Dixon, Buchheit et Singh affirment que l’histoire offre déjà un précédent : en mars 2003, juste après l’invasion de l’Irak par les États-Unis, la Maison Blanche a ordonné le transfert de 1,7 milliard de dollars d’actifs souverains irakiens vers un compte spécial auprès de la Banque de réserve fédérale de New York.

« Si l’UE déploie les 210 milliards d’euros d’actifs pour aider Kiev, Poutine saura qu’il ne peut pas gagner simplement parce que l’Ukraine est à court de liquidités. Il pourrait alors conclure qu’il est préférable de faire la paix », disent-ils.

La Banque centrale russe.

La Banque centrale russe.


Karel Lannoo, directeur général du Centre d’études politiques européennes, a proposé un scénario alternatif : un véhicule à usage spécial (SPV) qui détiendrait la totalité des actifs russes mais utiliserait exclusivement leurs revenus extraordinaires (environ 4 milliards d’euros par an) pour soutenir l’émission d’obligations. Cela aiderait l’UE à mobiliser des montants initiaux plus importants pour aider l’Ukraine.

Notamment, le principal (210 milliards d’euros) resterait intact à tout moment.

Selon le modèle de Lannoo, le Mécanisme européen de stabilité (MES), créé en 2012 comme pare-feu permanent pour la zone euro, fournirait les garanties nécessaires pour les obligations. Le MES dispose d’une capacité de prêt maximale de 500 milliards d’euros.

« Il faut trop de temps aux États membres pour approuver les garanties nationales », a déclaré Lannoo, faisant référence à l’échec de la proposition de la Commission. « Il vaut mieux utiliser ce dont on dispose pour s’assurer qu’il y a le moins de frictions possible. »

« Nous avons besoin d’une structure en place et d’une solidarité autour de celle-ci. »

Il est intéressant de noter que le SPV a été mentionné par la Commission elle-même dans un document d’options envoyé aux États membres l’année dernière. Le document prévient toutefois que les coûts de financement d’un SPV seraient « plus élevés » que ceux d’un emprunt commun traditionnel.

Crise de réputation

Les partisans de l’idée sont convaincus qu’un changement de tutelle atténuerait les inquiétudes profondément ancrées de la Belgique, sortirait de l’impasse politique et donnerait à l’UE une puissance de feu financière massive pour soutenir l’Ukraine.

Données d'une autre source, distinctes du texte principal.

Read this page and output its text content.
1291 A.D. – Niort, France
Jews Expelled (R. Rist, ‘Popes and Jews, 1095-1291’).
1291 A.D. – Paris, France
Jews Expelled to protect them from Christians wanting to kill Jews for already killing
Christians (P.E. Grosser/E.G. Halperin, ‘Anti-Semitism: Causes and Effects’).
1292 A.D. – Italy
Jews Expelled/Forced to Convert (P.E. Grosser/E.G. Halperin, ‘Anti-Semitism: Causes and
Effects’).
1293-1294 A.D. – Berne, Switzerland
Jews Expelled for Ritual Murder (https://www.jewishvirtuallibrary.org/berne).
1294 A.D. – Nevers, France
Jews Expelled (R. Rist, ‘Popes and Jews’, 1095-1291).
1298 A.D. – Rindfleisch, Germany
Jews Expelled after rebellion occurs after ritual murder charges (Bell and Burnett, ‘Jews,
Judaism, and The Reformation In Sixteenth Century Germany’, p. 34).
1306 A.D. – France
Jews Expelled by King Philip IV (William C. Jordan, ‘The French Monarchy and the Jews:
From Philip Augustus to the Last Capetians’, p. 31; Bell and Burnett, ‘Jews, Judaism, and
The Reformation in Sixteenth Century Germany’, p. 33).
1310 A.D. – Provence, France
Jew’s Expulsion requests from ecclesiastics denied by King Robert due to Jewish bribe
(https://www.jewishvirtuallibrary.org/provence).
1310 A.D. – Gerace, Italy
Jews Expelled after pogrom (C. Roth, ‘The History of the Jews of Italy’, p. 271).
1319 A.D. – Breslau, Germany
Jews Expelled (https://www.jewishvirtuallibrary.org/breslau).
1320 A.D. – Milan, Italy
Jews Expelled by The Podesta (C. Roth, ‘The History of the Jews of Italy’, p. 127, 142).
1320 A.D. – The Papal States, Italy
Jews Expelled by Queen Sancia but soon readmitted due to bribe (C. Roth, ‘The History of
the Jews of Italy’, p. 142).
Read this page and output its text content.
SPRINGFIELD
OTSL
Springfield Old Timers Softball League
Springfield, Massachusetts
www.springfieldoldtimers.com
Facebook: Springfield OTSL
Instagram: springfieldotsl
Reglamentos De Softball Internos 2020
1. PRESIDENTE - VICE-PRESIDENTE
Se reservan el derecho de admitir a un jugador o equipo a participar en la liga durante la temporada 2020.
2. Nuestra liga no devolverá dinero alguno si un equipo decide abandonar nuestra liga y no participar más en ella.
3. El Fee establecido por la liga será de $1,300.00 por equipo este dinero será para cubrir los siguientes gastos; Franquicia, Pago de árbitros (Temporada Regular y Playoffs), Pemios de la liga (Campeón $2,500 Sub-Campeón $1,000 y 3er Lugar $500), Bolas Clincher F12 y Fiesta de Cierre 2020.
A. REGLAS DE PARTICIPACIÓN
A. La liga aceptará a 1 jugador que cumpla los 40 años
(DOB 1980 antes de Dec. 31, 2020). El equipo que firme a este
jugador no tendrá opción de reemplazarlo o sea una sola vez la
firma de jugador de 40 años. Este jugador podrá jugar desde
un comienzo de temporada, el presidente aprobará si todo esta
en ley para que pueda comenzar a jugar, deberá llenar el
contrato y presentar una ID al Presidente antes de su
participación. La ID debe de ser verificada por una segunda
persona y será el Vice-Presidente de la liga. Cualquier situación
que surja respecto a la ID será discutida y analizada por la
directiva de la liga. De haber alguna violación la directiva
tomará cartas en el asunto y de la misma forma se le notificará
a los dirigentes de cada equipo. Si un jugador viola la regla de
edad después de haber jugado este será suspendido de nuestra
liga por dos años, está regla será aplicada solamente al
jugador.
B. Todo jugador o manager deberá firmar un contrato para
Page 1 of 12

Les responsables belges ont pris note de cette présentation informelle et admettent que cela pourrait lever certaines de leurs objections de longue date, dans la mesure où Euroclear, une institution d’importance systématique, ne serait plus au centre du différend.

Mais le dépositaire pourrait être confronté à des défis indépendants de sa volonté.

L’une des raisons pour lesquelles le plan audacieux de l’année dernière a échoué à la dernière minute était la crainte que les États et les investisseurs étrangers perçoivent cette décision comme une confiscation d’actifs souverains, ce qui est strictement interdit par le droit international, et délocalisent leurs propres actifs vers d’autres juridictions, déclenchant ainsi une crise de réputation pour l’ensemble de la zone euro.

Cet effet en cascade a pesé lourdement dans l’esprit de la Banque centrale européenne (BCE) lors des négociations difficiles de l’année dernière.

Sa présidente, Christine Lagarde, a conseillé en privé aux dirigeants européens d’exploiter les actifs russes en collaboration avec d’autres alliés occidentaux pour éviter de cibler la zone euro.

La banque a ensuite refusé de fournir des liquidités d’urgence pour les garanties.

La BCE, Euroclear et certains États membres se méfient toujours de toute proposition à haut risque qui pourrait déclencher un exode des investisseurs, déclencher une instabilité financière et affaiblir l’euro en tant que deuxième monnaie mondiale, à un moment où les turbulences mondiales frappent déjà durement.

Reste à savoir dans quelle mesure un changement de tutelle pourrait les convaincre du contraire.